Campo Grande assiste, mais uma vez, à administração de Adriane Lopes dar voltas em torno do próprio buraco. Após meses de negação, a prefeita decidiu admitir o óbvio: a prefeitura está quebrada. O novo pacote de “ajuste fiscal” vem travestido de reforma administrativa, mas parece mais um remendo apressado em um barco que afunda e leva junto o contribuinte, o servidor e o orgulho de quem ainda acreditava na propaganda de “gestão eficiente”.
Em meio a uma crise sem precedentes, Adriane anunciou que a jornada dos servidores será reduzida para seis horas diárias, com a promessa de economizar gastos e “melhorar a eficiência”. Na prática, é a formalização do que já se tornou rotina: metade do expediente, metade do serviço, zero de resultado. As escolas, unidades de saúde e serviços essenciais escaparão da tesoura, ao menos por enquanto. Mas o recado está dado: a contenção é para todos, menos para os buracos, que continuam se multiplicando.
O gesto mais teatral ficou por conta do corte de 20% no próprio salário e no de todo o primeiro escalão. A prefeita tenta vender austeridade depois de ter autorizado, em abril, um reajuste de até 63% para o alto escalão, o mesmo grupo que agora finge solidariedade com a crise. Adriane, que elevou o próprio subsídio para R$ 26,9 mil, passará a receber R$ 21,5 mil por quatro meses. Uma renúncia heroica, se comparada ao servidor que amarga o terceiro ano sem reposição da inflação.

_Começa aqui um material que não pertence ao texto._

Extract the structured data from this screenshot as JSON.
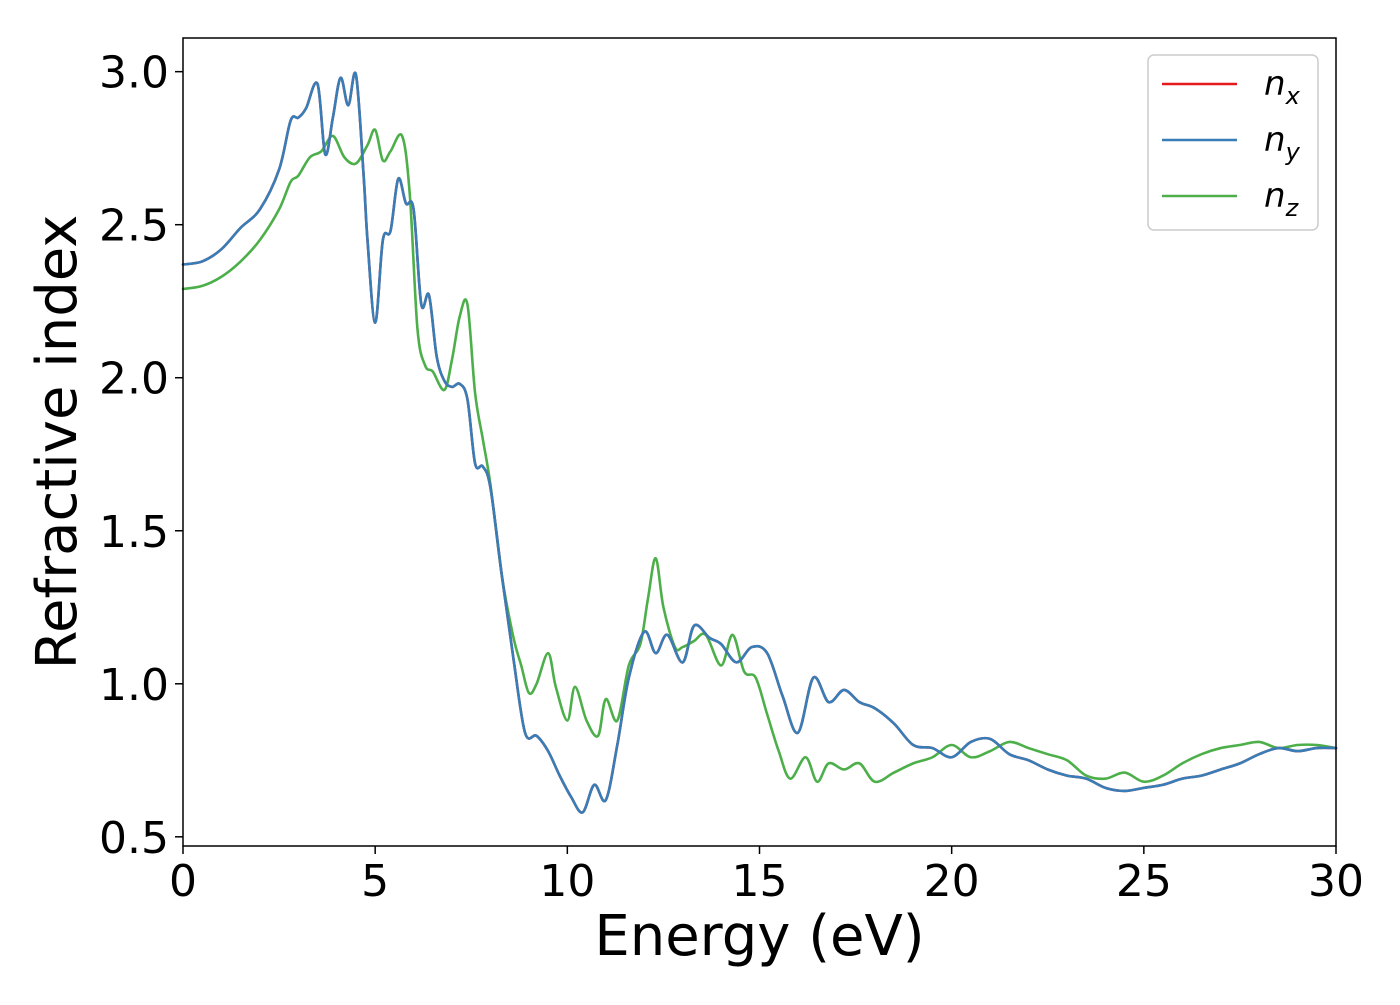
{
  "chart_data": {
    "type": "line",
    "title": "",
    "xlabel": "Energy (eV)",
    "ylabel": "Refractive index",
    "xlim": [
      0,
      30
    ],
    "ylim": [
      0.47,
      3.11
    ],
    "xticks": [
      0,
      5,
      10,
      15,
      20,
      25,
      30
    ],
    "xtick_labels": [
      "0",
      "5",
      "10",
      "15",
      "20",
      "25",
      "30"
    ],
    "yticks": [
      0.5,
      1.0,
      1.5,
      2.0,
      2.5,
      3.0
    ],
    "ytick_labels": [
      "0.5",
      "1.0",
      "1.5",
      "2.0",
      "2.5",
      "3.0"
    ],
    "grid": false,
    "legend_position": "top-right",
    "series": [
      {
        "name": "n_x",
        "label_main": "n",
        "label_sub": "x",
        "color": "#e41a1c",
        "x": [
          0,
          0.5,
          1,
          1.5,
          2,
          2.5,
          2.8,
          3.0,
          3.2,
          3.5,
          3.7,
          3.9,
          4.1,
          4.3,
          4.5,
          4.7,
          4.8,
          5.0,
          5.2,
          5.4,
          5.6,
          5.8,
          6.0,
          6.2,
          6.4,
          6.6,
          6.8,
          7.0,
          7.2,
          7.4,
          7.6,
          7.8,
          8.0,
          8.3,
          8.6,
          8.9,
          9.2,
          9.5,
          9.8,
          10.1,
          10.4,
          10.7,
          11.0,
          11.3,
          11.6,
          12.0,
          12.3,
          12.6,
          13.0,
          13.3,
          13.7,
          14.0,
          14.4,
          14.8,
          15.2,
          15.6,
          16.0,
          16.4,
          16.8,
          17.2,
          17.6,
          18.0,
          18.5,
          19.0,
          19.5,
          20.0,
          20.5,
          21.0,
          21.5,
          22.0,
          22.5,
          23.0,
          23.5,
          24.0,
          24.5,
          25.0,
          25.5,
          26.0,
          26.5,
          27.0,
          27.5,
          28.0,
          28.5,
          29.0,
          29.5,
          30.0
        ],
        "y": [
          2.37,
          2.38,
          2.42,
          2.49,
          2.55,
          2.68,
          2.84,
          2.85,
          2.88,
          2.96,
          2.73,
          2.85,
          2.98,
          2.89,
          2.99,
          2.66,
          2.45,
          2.18,
          2.45,
          2.48,
          2.65,
          2.57,
          2.55,
          2.24,
          2.27,
          2.07,
          1.99,
          1.97,
          1.98,
          1.93,
          1.72,
          1.71,
          1.64,
          1.35,
          1.08,
          0.84,
          0.83,
          0.78,
          0.7,
          0.63,
          0.58,
          0.67,
          0.62,
          0.8,
          1.02,
          1.17,
          1.1,
          1.16,
          1.07,
          1.19,
          1.15,
          1.13,
          1.07,
          1.12,
          1.1,
          0.96,
          0.84,
          1.02,
          0.94,
          0.98,
          0.94,
          0.92,
          0.87,
          0.8,
          0.79,
          0.76,
          0.81,
          0.82,
          0.77,
          0.75,
          0.72,
          0.7,
          0.69,
          0.66,
          0.65,
          0.66,
          0.67,
          0.69,
          0.7,
          0.72,
          0.74,
          0.77,
          0.79,
          0.78,
          0.79,
          0.79
        ]
      },
      {
        "name": "n_y",
        "label_main": "n",
        "label_sub": "y",
        "color": "#377eb8",
        "x": [
          0,
          0.5,
          1,
          1.5,
          2,
          2.5,
          2.8,
          3.0,
          3.2,
          3.5,
          3.7,
          3.9,
          4.1,
          4.3,
          4.5,
          4.7,
          4.8,
          5.0,
          5.2,
          5.4,
          5.6,
          5.8,
          6.0,
          6.2,
          6.4,
          6.6,
          6.8,
          7.0,
          7.2,
          7.4,
          7.6,
          7.8,
          8.0,
          8.3,
          8.6,
          8.9,
          9.2,
          9.5,
          9.8,
          10.1,
          10.4,
          10.7,
          11.0,
          11.3,
          11.6,
          12.0,
          12.3,
          12.6,
          13.0,
          13.3,
          13.7,
          14.0,
          14.4,
          14.8,
          15.2,
          15.6,
          16.0,
          16.4,
          16.8,
          17.2,
          17.6,
          18.0,
          18.5,
          19.0,
          19.5,
          20.0,
          20.5,
          21.0,
          21.5,
          22.0,
          22.5,
          23.0,
          23.5,
          24.0,
          24.5,
          25.0,
          25.5,
          26.0,
          26.5,
          27.0,
          27.5,
          28.0,
          28.5,
          29.0,
          29.5,
          30.0
        ],
        "y": [
          2.37,
          2.38,
          2.42,
          2.49,
          2.55,
          2.68,
          2.84,
          2.85,
          2.88,
          2.96,
          2.73,
          2.85,
          2.98,
          2.89,
          2.99,
          2.66,
          2.45,
          2.18,
          2.45,
          2.48,
          2.65,
          2.57,
          2.55,
          2.24,
          2.27,
          2.07,
          1.99,
          1.97,
          1.98,
          1.93,
          1.72,
          1.71,
          1.64,
          1.35,
          1.08,
          0.84,
          0.83,
          0.78,
          0.7,
          0.63,
          0.58,
          0.67,
          0.62,
          0.8,
          1.02,
          1.17,
          1.1,
          1.16,
          1.07,
          1.19,
          1.15,
          1.13,
          1.07,
          1.12,
          1.1,
          0.96,
          0.84,
          1.02,
          0.94,
          0.98,
          0.94,
          0.92,
          0.87,
          0.8,
          0.79,
          0.76,
          0.81,
          0.82,
          0.77,
          0.75,
          0.72,
          0.7,
          0.69,
          0.66,
          0.65,
          0.66,
          0.67,
          0.69,
          0.7,
          0.72,
          0.74,
          0.77,
          0.79,
          0.78,
          0.79,
          0.79
        ]
      },
      {
        "name": "n_z",
        "label_main": "n",
        "label_sub": "z",
        "color": "#4daf4a",
        "x": [
          0,
          0.5,
          1,
          1.5,
          2,
          2.5,
          2.8,
          3.0,
          3.3,
          3.6,
          3.9,
          4.2,
          4.5,
          4.8,
          5.0,
          5.2,
          5.4,
          5.7,
          5.9,
          6.1,
          6.3,
          6.5,
          6.8,
          7.0,
          7.2,
          7.4,
          7.6,
          7.8,
          8.0,
          8.3,
          8.6,
          8.8,
          9.0,
          9.2,
          9.5,
          9.7,
          10.0,
          10.2,
          10.5,
          10.8,
          11.0,
          11.3,
          11.6,
          11.9,
          12.1,
          12.3,
          12.5,
          12.8,
          13.0,
          13.3,
          13.6,
          14.0,
          14.3,
          14.6,
          14.9,
          15.2,
          15.5,
          15.8,
          16.2,
          16.5,
          16.8,
          17.2,
          17.6,
          18.0,
          18.5,
          19.0,
          19.5,
          20.0,
          20.5,
          21.0,
          21.5,
          22.0,
          22.5,
          23.0,
          23.5,
          24.0,
          24.5,
          25.0,
          25.5,
          26.0,
          26.5,
          27.0,
          27.5,
          28.0,
          28.5,
          29.0,
          29.5,
          30.0
        ],
        "y": [
          2.29,
          2.3,
          2.33,
          2.38,
          2.45,
          2.55,
          2.64,
          2.66,
          2.72,
          2.74,
          2.79,
          2.72,
          2.7,
          2.76,
          2.81,
          2.71,
          2.74,
          2.79,
          2.6,
          2.16,
          2.04,
          2.02,
          1.96,
          2.06,
          2.2,
          2.24,
          1.95,
          1.8,
          1.65,
          1.35,
          1.15,
          1.06,
          0.97,
          1.0,
          1.1,
          0.99,
          0.88,
          0.99,
          0.88,
          0.83,
          0.95,
          0.88,
          1.06,
          1.13,
          1.28,
          1.41,
          1.25,
          1.12,
          1.12,
          1.14,
          1.16,
          1.06,
          1.16,
          1.04,
          1.02,
          0.9,
          0.78,
          0.69,
          0.76,
          0.68,
          0.74,
          0.72,
          0.74,
          0.68,
          0.71,
          0.74,
          0.76,
          0.8,
          0.76,
          0.78,
          0.81,
          0.79,
          0.77,
          0.75,
          0.7,
          0.69,
          0.71,
          0.68,
          0.7,
          0.74,
          0.77,
          0.79,
          0.8,
          0.81,
          0.79,
          0.8,
          0.8,
          0.79
        ]
      }
    ]
  }
}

A vice-prefeita, Camilla Nascimento, também entra na encenação: o corte de 20% sobre o salário reajustado de R$ 22,3 mil fará com que ela receba cerca de R$ 17,8 mil, ainda assim 12% acima do que ganhava no início do ano. A “austeridade” da dupla é um exemplo de como é possível cortar ganhando mais.
Os secretários municipais seguem o mesmo roteiro. Em abril, o salário da turma do primeiro escalão saltou de R$ 11,6 mil para R$ 19 mil. Agora, com o “sacrifício” imposto pela prefeita, passarão a ganhar R$ 15,2 mil. O corte de 20% ainda deixa o reajuste líquido de 31% desde o início da gestão. Em Campo Grande, austeridade é quando o privilegiado ganha menos, mas continua ganhando muito.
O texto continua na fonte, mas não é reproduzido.